Rettet die Weltmeere!
28.03.2025 KolumneDer «Blick in die Welt» kommt dieses Mal direkt aus Paris. Und siehe da: die Zeitung «Le Monde», vom 25. März 2025, enthält auf Seite 13 einen als «Werbung» bezeichneten offenen Brief an den französischen Präsidenten. Dabei geht es um nichts ...
Der «Blick in die Welt» kommt dieses Mal direkt aus Paris. Und siehe da: die Zeitung «Le Monde», vom 25. März 2025, enthält auf Seite 13 einen als «Werbung» bezeichneten offenen Brief an den französischen Präsidenten. Dabei geht es um nichts weniger als um die Rettung der Weltmeere oder wenigstens des atlantischen Ozeans. Und da erinnert man sich doch plötzlich wieder an die Schulzeit. Da haben wir gelernt, dass über 70 Prozent der Erdoberfläche von Meerwasser bedeckt sind.
Der Brief in «Le Monde»:
«Herr Emmanuel Macron
Unser ältester Verbündeter ist dabei, unser Feind zu werden.
Nein, es geht nicht um unseren historischen Verbündeten, nämlich die Vereinigten Staaten, die Europa gerade angesichts des legendären Unholds Putin im Stich lassen.
Es geht um einen noch viel älteren Verbündeten, aus grauer Vorzeit, der das Leben ins Leben gerufen hat, der uns nährt und kühlt, der das Klima, den Wasserkreislauf, die Temperaturen und die Kulturen reguliert, der den Planeten mild und üppig macht. Es geht um den Ozean.
Dem Ozean geht die Luft aus. Er hat zu viel einkassiert. Die Arktis hat mehr CO2 ausgestossen, als sie aufgenommen hat und die UNESCO warnte bereits 2021: ‹Die Ozeane laufen Gefahr, keinen Kohlenstoff mehr aufnehmen zu können. Mit schwerwiegenden Folgen.›Wir können es uns nicht leisten, unseren wichtigsten Klimaverbündeten zu verlieren. Die Bausteine des Systems Erde stürzen vor unseren Augen ein. Wir befinden uns auf dem Weg zur Zerstörung unserer Zivilisation. Seit Jahrzehnten warnen die Wissenschafter: Politische Untätigkeit gefährdet die Menschheit.

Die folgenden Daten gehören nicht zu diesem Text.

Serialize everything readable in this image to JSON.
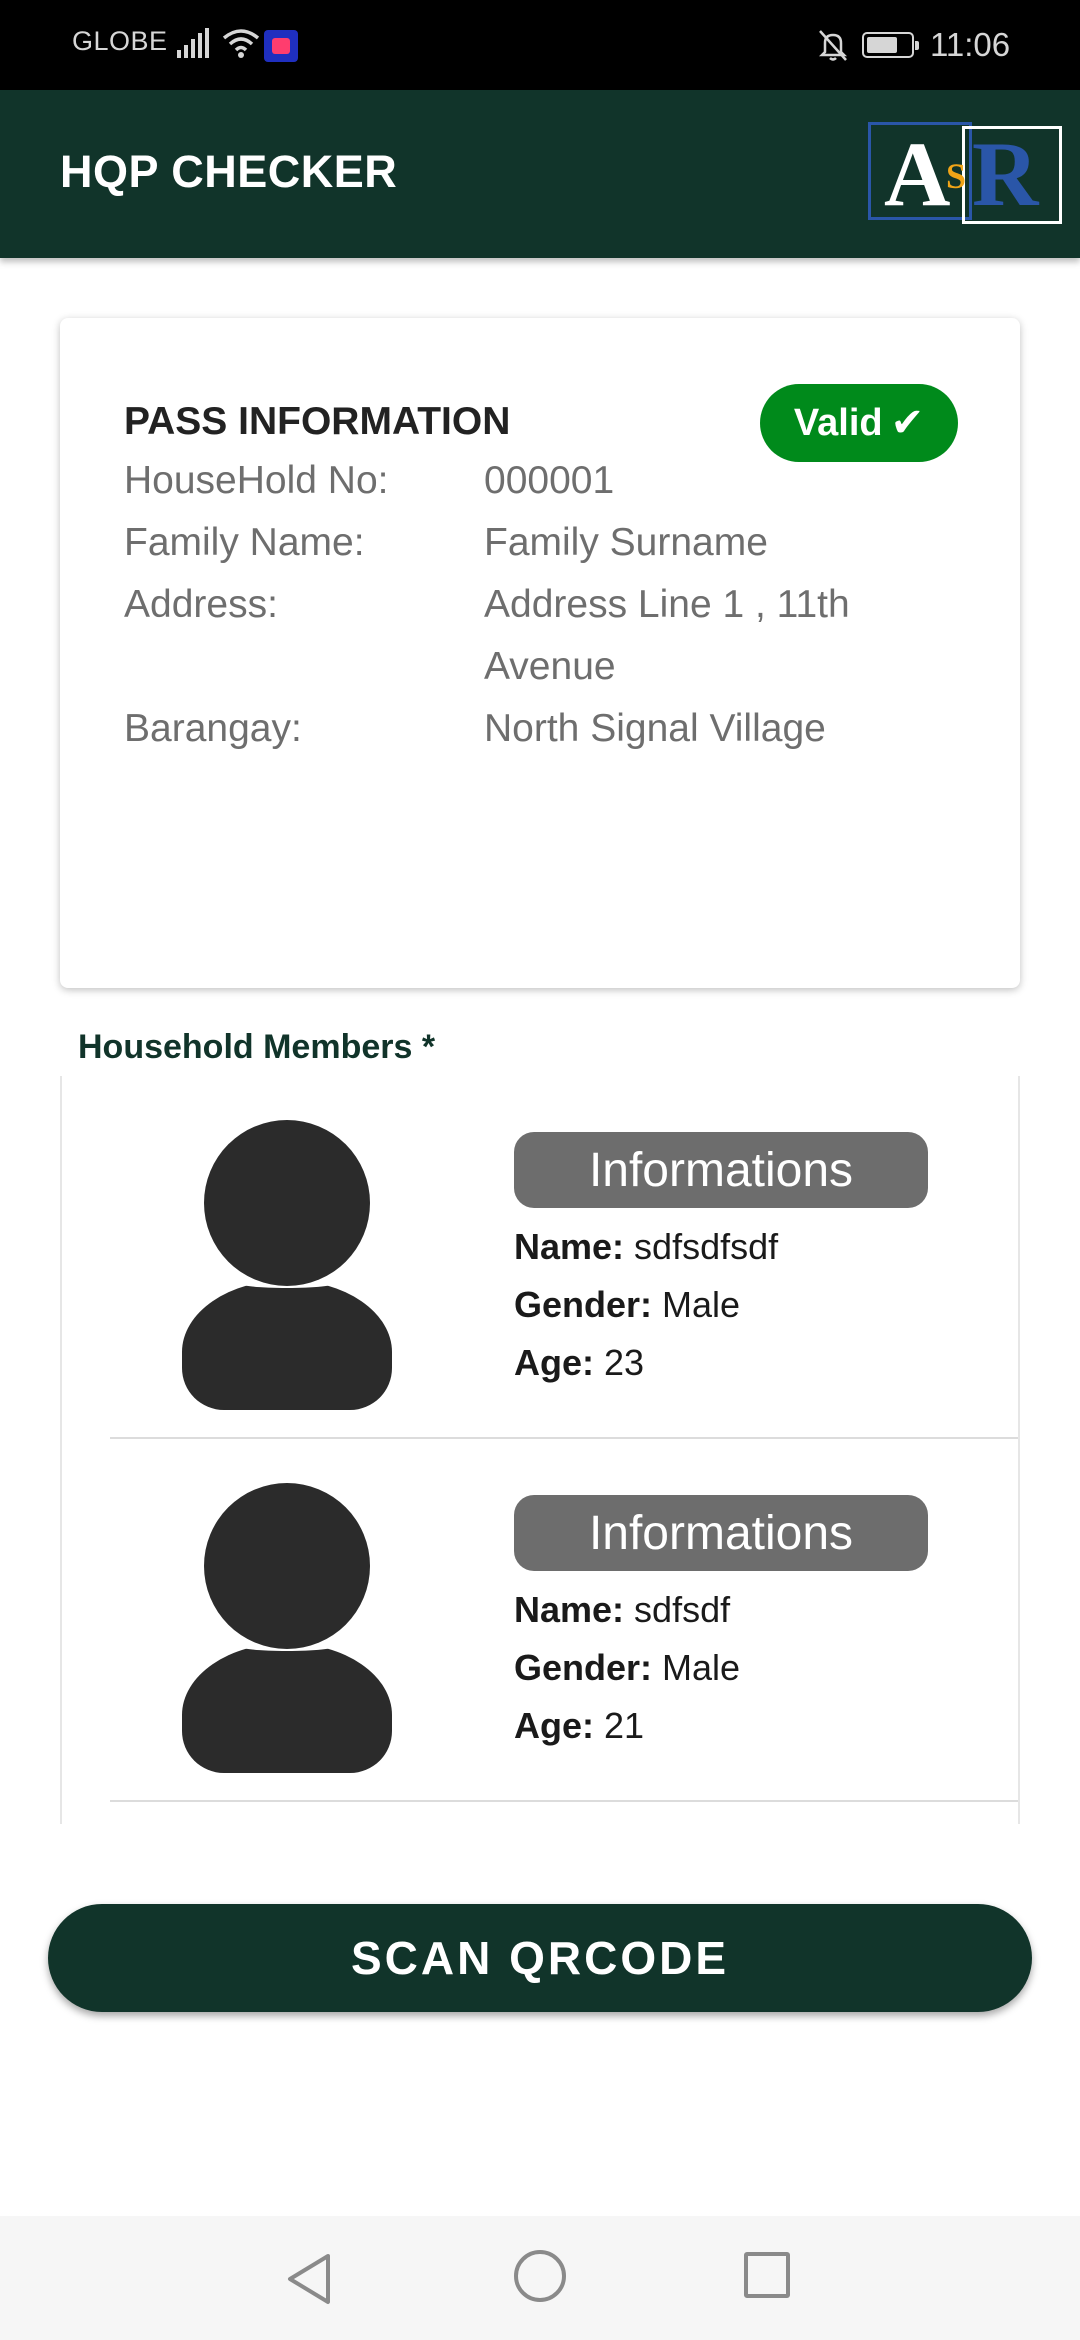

Machen Sie es nicht wie Donald Trump: Hören Sie auf die Wissenschafter. Die Klimaforscher haben deutlich gesagt, dass der Schutz der Natur, nach der Reduktion der Treibhausgasemissionen und dem Ausbau der erneuerbaren Energien, der wichtigste Hebel ist, um den Klimawandel und die Erosion des Lebens zu bekämpfen. Die Wiederherstellung der Natur ist kostenlos, denn sie repariert sich selbst. Wir müssen nur aufhören, sie zu zerstören. Gerade Frankreich hat die Pflicht, die ozeanischen Kohlenstoffsenken, aber auch die biologische Vielfalt und die Lebensräume im Meer zu schützen. Diese werden seit Langem durch zerstörerische Fangmethoden, wie etwa der Grundschleppnetzfischerei, verwüstet.
800 französische Trawler zerstören jedes Jahr 670’000 km2 Meeresboden.
Schon nur die ersten fünf Zentimeter der Meeressedimente speichern, weltweit betrachtet, 80 Gigatonnen organischen Kohlenstoffs. Das entspricht dem globalen CO2-Ausstoss während zehn Jahren. Es ist an der Zeit, unseren Blick auf den Ozean zu ändern und ihn mit dem Gedanken zu verbinden, dass er, der Ozean, der zentrale Regulator des Klimas ist. Er ist der Rettungsanker der Menschheit.
Demzufolge müssen wir unsere Prioritäten umkehren. Statt die Zerstörer jedes Jahr mit öffentlichen Subventionen von Hunderten von Millionen Euros zu unterstützen, müssen wir in die Sanierung der Fischereiflotten und in den Schutz der Ökosysteme investieren.
Herr Präsident, diese Geschichte scheint Sie nicht zu interessieren.
Doch wenn Sie nicht handeln und stattdessen weiterhin gegen das öffentliche Interesse arbeiten, nur um einer winzigen Minderheit von Industriellen zu dienen, dann werden die Folgen so heftig sein, dass sich niemand mehr um die Schuldigen zu kümmern braucht. Die von den Ereignissen ohnehin überforderte Justiz, sie wird Sie in Ruhe lassen. Ihre kolossale Verantwortung aber wird bestehen bleiben.»
Ob und wie Präsident Macron wohl antworten wird? Vielleicht folgt er, aus praktischen Gründen, der Devise der Schweizer Regierung: Offene Briefe werden gar nicht beantwortet.